Defendants and Plaintiffs refer separately to § 1692g and § 1692g(a)(1)-(5). Dismissal of Peralta's claim for a violation of § 1692g, however, implies dismissal of Peralta's claim for a violation of subsections of § 1692g.
Similarly, Defendants argue that, on the facts alleged, they cannot be liable to Peralta for a violation of § 1692c(a)(1) since there is no allegation of a communication with Peralta. Plaintiffs do not concede this point, but they offer no argument to counter Defendants' argument.
The section reads:
Without the prior consent of the consumer given directly to the debt collector or the express permission of a court of competent jurisdiction, a debt collector may not communicate with a consumer in connection with the collection of any debt —
(1) at any unusual time or place or a time or place known or which should be known to be inconvenient to the consumer.
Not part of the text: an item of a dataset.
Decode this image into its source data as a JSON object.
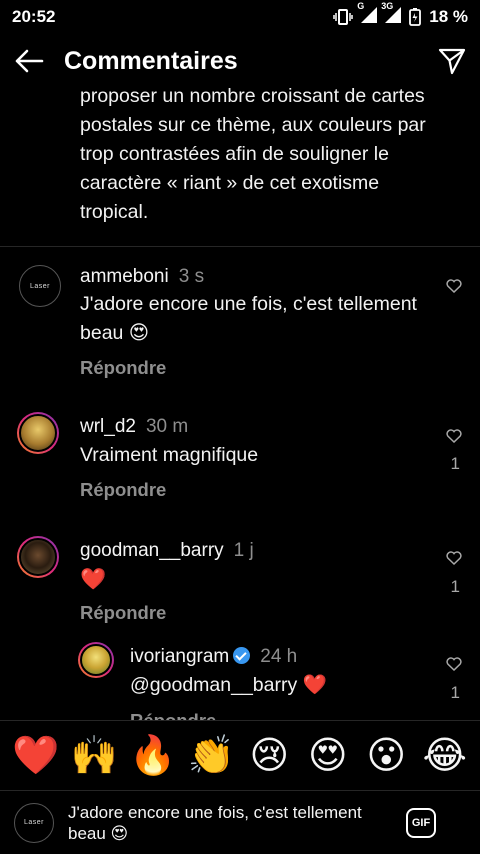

In the absence of knowledge of circumstances to the contrary, a debt collector shall assume that the convenient time for communicating with a consumer is after 8 o'clock antimeridian and before 9 o'clock postmeridian, local time at the consumer's location. . . .15 U.S.C. § 1692c(a). This language clearly requires a communication with the consumer. The Complaint makes no allegation of a communication or even of an attempt to communicate with Peralta. Therefore this claim of Peralta's is dismissed. If Plaintiffs wish to amend the Complaint to allege facts supporting a claim by Peralta for a violation of § 1692c(a)(1), they may do so within ten days from the date of this Order.
B. Invasion of Privacy by Intrusion Upon Seclusion
Defendants argue that, because the Complaint alleges only a single telephone call made to Diaz, Plaintiffs fail to state a claim for the tort of invasion of privacy by intrusion upon one's seclusion. According to Defendants, "[a] review of the relevant case law does not disclose any case in which a single telephone call was held to be an intrusion upon seclusion. The cases invariably involve much more personal or physical intrusion." (Mem. in Supp. of Mot. 4.) The Court rejects Defendants' contention that they necessarily cannot commit the tort by fewer than two telephone calls. The claim will survive the Motion.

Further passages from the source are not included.